Bob Kessler

Personal information
- Born: Alexandria, Virginia, U.S.
- Listed height: 6 ft 4 in (1.93 m)
- Listed weight: 190 lb (86 kg)

Career information
- High school: George Washington (Alexandria, Virginia)
- College: Maryland (1953–1956)
- NBA draft: 1956: 2nd round, 14th overall pick
- Selected by the Fort Wayne Pistons
- Position: Small forward

Career highlights and awards
- 2× Second-team All-ACC (1955, 1956);
- Stats at Basketball Reference

= Bob Kessler =

American basketball player

Robert Kessler is an American former college basketball standout for the Maryland Terrapins. He played for the school for three seasons, from 1953–54 to 1955–56, and scored 1,266 points and grabbed 849 rebounds in his career. Kessler was named to the All-ACC Second Team in his final two seasons while averaging over 20 points per game each year.

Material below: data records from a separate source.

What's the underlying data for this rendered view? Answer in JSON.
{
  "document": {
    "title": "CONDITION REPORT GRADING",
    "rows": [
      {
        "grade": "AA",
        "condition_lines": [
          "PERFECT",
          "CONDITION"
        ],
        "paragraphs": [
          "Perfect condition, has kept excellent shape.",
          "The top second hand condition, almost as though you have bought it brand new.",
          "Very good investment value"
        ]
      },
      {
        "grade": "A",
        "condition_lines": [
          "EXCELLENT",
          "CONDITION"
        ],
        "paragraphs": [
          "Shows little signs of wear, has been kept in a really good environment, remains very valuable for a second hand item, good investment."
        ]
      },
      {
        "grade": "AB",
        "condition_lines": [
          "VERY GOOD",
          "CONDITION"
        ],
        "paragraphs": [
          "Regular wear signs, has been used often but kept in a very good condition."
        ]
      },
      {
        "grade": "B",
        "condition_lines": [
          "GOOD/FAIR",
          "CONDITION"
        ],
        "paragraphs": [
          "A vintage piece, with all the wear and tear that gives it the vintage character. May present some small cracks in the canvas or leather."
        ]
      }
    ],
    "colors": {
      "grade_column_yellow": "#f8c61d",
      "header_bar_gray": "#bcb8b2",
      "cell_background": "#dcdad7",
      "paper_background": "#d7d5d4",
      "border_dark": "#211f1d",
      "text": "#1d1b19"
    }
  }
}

He led the Terrapins in rebounding both seasons, and after his collegiate career was over, Kessler was selected as the 14th overall pick in the 1956 NBA draft by the Fort Wayne Zollner Pistons. He never played in the league, however. Later on he would get enshrined into the University of Maryland Athletic Hall of Fame as part of the 2007 class. He is currently a scout for Cheyenne East High School in Cheyenne, WY, USA.